All levelled out now

This is what too much drink can do 
There is a standing joke that when poets get together they swing between complaining and ranking themselves in league tables.

But put them at a festival with a brilliant host and pettiness falls away. There's nothing like warm autumn sunshine, the sight of the Ouse as it reaches the sea, good food and beer to banish bitterness and rivalries. And that's how it is at King's Lynn poetry festival.

There are poets with collections so hefty they'd keep the back door open, there are poets with a couple of books out, there are poets who are there because another new book has just been dispatched by the printer.

Poetry festivals don't bring in the millions that music does. Poetry festivals don't need a showground or a stately home, they don't attract hot dog sellers, chorizo and haloumi vans, doughnuts or mobile massages in a yurt. They're modest, well-kept secrets, where the craft of writing and writers are celebrated for their own sake.
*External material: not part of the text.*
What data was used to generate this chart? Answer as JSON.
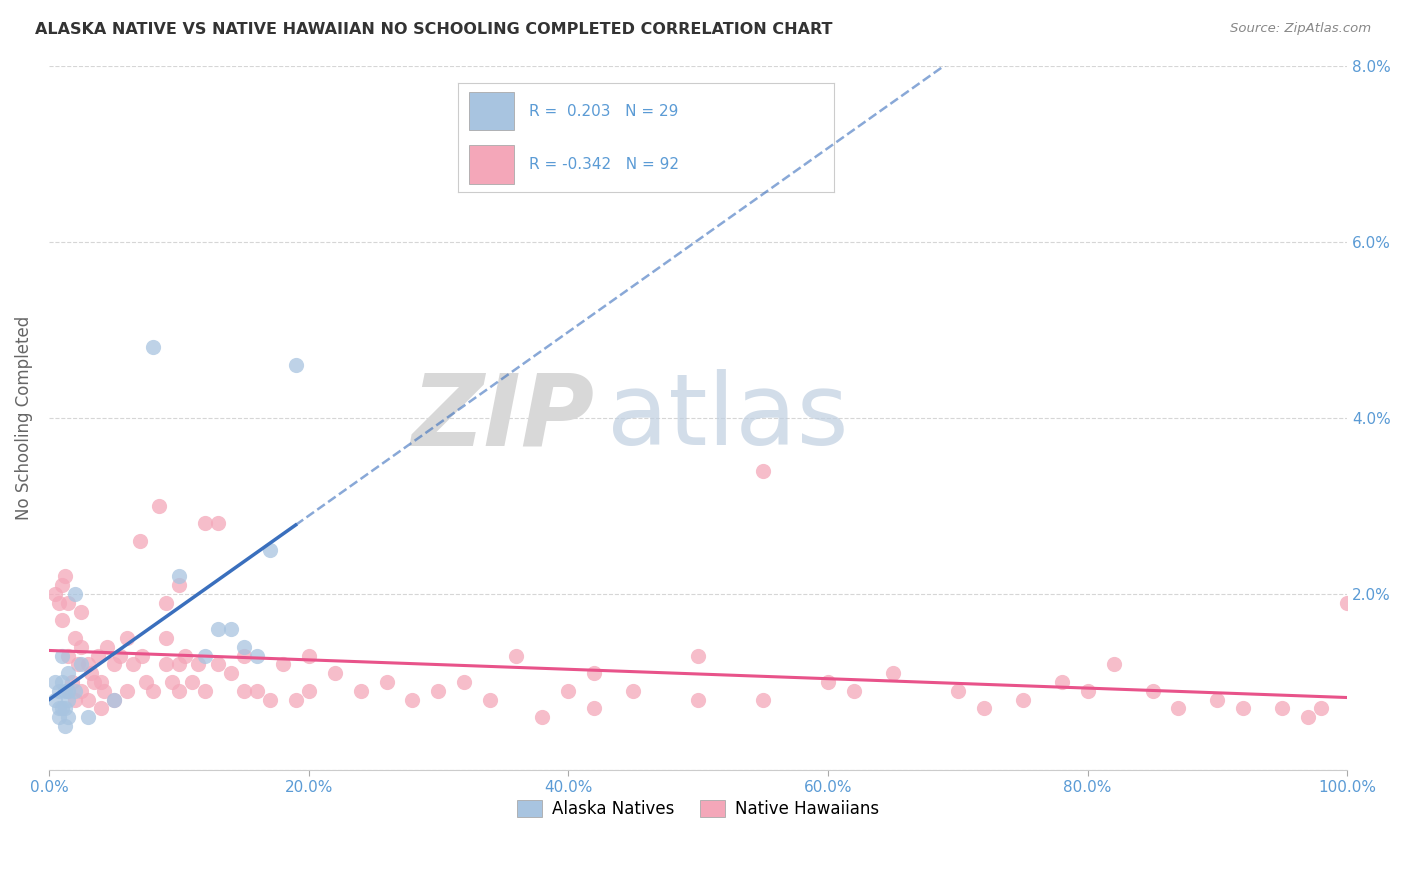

Which is not to say poetry couldn't do with some cash. It certainly could. Kings Lynn Festival's essentially kept going by enthusiasts paying monthly subscriptions and a local firm of solicitors. As a participant, it feels like the works outing and that's a big draw because poets, frankly, can spend too much time alone.

And the other thing about poetry festivals - they're relatively rare. The big name novelists, the latest victim memoir or travel epic, the tell-all ghost-written biography have Hay, the big literary bonanza weekends, where even the most famous poets are in the shade. These weekends span the genres, ticket sales are determined by the literary supplements, TV fame, by celebrity.

Reputation matters at a poetry festival, not fame, because poets tend not to be famous. Louis de Bernieres was at Kings Lynn this year launching his first collection of poetry Imagining Alexandria and biographer Ann Thwaite whose work's been described as 'magnificent' was interviewing her husband, the poet Anthony Thwaite about a lifetime's work.

So poetry's a leveller and we rub along together because no-one knows if they'll ever write another line. And what's even better about a small festival is that if there are any self-important fools, they're so clearly out on a limb.

In a similar neck of the woods this year it's the 25th anniversary of the Aldeburgh Poetry Festival. It happens the weekend of 8-10 November, just after bonfire night, crisp and wintery. Among the big names are Grace Nichols and broadcaster-poet Ian McMillan. They are among 30 poets from the UK, US, Canada, Ireland, Macedonia, Poland and Russia.

Aldeburgh and Kings Lynn have their own personalities but they are important to poets. They are a platform for poetry and only poetry. That platform might not have the amplification of the main stage at WOMAD but the quality's indisputable. If some of these poets were in the music business they'd be filling Wembley.

And that's a good enough reason for me to pitch up to the next poetry festival as a punter before the secret gets out.